An example of when this would be appropriate is this article about female Kurdish fighters in Northern Iraqi provinces that are besieged by militant forces. This is a legitimately special case concerning women in a role where they are not usually associated with, particularly in a culture not typically associated with this role, where women are being forced through circumstances of self-preservation into roles regardless of how they personally feel about war or warfare (i.e., women who are both naturally inclined to take up arms as well as women who may be extremely pacifist under more civil circumstances) and are able to demonstrate effectiveness and heroism in these roles. In this circumstance, referring to a theoretical Kurdish fighter as “him (or her)” emphasizes how these female Kurdish fighters are a unique phenomenon in this particular battle. The gender distinction is an important and integral part of the narrative of this story.
An inappropriate useage of the parentheses concerns the profiling or operation of a weapons system (or other system) such as a Lockheed Martin F-35A Lightning II (or to bring it back to an Oppo example, a car like a 2016 Ford Fusion with Microsoft SYNC). Such an example might look like “the pilot/driver may be able to select his (or her) options through the touch screen, which represents an advancement over previous generations.” The parentheses around “(or her)“ draws special attention - but in this case, an inappropriate manner. As with the female Kurdish fighters, it’s drawing attention to how unique, special or circumstantial a female pilot or driver may be - except in most Western societies a female pilot and especially a female driver are by no means considered unique, special, or circumstantial, particularly when being able to drive is considered a necessity for functioning as an adult person. Such draw to attention may be interpreted as insulting, in much the same way how women driving in certain less-than-democratic countries is considered special and circumstantial.
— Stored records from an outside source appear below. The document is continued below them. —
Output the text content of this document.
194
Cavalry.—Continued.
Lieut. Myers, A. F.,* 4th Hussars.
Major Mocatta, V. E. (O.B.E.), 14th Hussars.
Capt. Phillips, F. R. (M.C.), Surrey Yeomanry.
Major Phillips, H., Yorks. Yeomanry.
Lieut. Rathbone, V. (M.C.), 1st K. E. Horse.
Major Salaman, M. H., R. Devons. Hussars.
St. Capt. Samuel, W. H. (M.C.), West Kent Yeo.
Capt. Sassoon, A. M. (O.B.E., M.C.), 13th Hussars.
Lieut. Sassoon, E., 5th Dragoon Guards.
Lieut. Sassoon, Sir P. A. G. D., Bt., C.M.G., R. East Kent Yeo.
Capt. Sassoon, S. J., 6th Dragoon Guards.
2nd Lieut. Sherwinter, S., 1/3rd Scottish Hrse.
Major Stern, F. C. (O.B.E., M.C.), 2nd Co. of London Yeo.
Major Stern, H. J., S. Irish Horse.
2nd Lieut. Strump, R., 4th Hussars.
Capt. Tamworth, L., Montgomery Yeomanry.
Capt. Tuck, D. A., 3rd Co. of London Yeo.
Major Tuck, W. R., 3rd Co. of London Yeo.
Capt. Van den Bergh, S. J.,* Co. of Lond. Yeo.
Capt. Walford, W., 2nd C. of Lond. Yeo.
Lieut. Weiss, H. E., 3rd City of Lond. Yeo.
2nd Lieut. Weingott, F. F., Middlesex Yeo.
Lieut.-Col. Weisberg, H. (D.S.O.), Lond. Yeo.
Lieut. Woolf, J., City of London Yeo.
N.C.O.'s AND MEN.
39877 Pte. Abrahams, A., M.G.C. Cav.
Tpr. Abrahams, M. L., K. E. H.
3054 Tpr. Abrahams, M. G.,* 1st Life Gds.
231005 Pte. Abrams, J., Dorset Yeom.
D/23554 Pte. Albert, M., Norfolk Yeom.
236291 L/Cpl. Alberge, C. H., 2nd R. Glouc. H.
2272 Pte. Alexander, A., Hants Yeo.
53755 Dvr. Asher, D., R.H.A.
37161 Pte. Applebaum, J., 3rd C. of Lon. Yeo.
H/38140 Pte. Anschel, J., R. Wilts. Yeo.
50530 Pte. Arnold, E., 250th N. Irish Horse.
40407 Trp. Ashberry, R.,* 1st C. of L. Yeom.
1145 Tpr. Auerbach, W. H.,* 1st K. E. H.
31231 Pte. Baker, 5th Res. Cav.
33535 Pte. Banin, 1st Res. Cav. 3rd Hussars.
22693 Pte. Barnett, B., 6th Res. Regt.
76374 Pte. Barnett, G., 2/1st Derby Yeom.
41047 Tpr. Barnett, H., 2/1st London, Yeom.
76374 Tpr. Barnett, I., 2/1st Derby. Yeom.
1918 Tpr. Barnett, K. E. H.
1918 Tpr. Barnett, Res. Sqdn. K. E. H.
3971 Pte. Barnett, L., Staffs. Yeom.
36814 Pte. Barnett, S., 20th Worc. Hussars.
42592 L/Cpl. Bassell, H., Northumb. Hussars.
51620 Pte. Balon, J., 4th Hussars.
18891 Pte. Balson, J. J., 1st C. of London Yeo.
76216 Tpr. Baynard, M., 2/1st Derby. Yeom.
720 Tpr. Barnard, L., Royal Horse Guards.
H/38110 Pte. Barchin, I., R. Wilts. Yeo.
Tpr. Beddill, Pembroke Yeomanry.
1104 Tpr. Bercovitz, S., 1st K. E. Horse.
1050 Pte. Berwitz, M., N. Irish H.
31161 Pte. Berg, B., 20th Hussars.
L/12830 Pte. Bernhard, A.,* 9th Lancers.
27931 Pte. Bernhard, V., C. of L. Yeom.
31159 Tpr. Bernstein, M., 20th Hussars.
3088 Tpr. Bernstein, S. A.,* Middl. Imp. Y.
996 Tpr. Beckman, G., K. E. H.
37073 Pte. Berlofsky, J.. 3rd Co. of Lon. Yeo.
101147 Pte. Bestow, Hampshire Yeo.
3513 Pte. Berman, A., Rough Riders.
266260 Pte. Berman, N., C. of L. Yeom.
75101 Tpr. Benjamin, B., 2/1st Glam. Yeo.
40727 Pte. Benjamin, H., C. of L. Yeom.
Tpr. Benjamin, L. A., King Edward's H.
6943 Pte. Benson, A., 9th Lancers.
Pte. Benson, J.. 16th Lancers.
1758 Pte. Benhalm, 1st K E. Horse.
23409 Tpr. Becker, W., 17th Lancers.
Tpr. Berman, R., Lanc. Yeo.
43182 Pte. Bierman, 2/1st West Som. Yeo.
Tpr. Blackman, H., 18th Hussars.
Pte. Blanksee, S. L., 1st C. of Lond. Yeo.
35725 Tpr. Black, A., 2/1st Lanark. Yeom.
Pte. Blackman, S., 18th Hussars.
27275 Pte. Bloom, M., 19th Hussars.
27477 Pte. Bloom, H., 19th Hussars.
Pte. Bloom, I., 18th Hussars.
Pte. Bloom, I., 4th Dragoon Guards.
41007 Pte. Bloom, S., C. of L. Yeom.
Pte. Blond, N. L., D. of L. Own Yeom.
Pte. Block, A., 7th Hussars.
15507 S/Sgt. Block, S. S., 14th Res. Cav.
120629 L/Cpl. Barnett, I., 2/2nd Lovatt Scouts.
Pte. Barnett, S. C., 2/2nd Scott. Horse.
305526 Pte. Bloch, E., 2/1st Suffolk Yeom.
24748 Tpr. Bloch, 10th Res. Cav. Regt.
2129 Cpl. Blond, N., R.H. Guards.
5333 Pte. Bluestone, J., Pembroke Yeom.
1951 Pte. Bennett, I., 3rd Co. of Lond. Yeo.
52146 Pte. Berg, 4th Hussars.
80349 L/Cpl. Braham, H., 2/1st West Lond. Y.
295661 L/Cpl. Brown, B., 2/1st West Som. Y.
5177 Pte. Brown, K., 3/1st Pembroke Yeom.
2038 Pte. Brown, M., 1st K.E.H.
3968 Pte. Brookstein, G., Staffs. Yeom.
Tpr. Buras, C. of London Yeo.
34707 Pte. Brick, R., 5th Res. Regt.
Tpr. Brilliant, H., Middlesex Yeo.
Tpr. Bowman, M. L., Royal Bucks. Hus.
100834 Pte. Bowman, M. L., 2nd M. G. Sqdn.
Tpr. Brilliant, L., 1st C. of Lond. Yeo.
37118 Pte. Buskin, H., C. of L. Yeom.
When Possible, Be Gender-Neutral
The best way to address women in a journalistic or editorial piece is to simply not address them at all - and by the same token, avoid addressing men or any sex or gender-specific makers period. To continue the above example, instead of “the pilot/driver may be able to select his or her options through the touch screen,” use “the pilot/driver may be able to select options through the touch screen.” In other cases, using role specific identification instead of person or gender/sex specific descriptors - “the pilot,” “the driver,” “the soldier,” “the operator” etc. - communicates the idea without bringing to attention gender or sex. In such pieces the gender or sex of an unnamed theoretical person is not necessary as that is not the focus - the focus is on a piece of technology or machinery that anybody can operate, or concerning a role where women filling that role is no longer considered exceptional (or at least drawing attention to it distracts from the focus of the piece).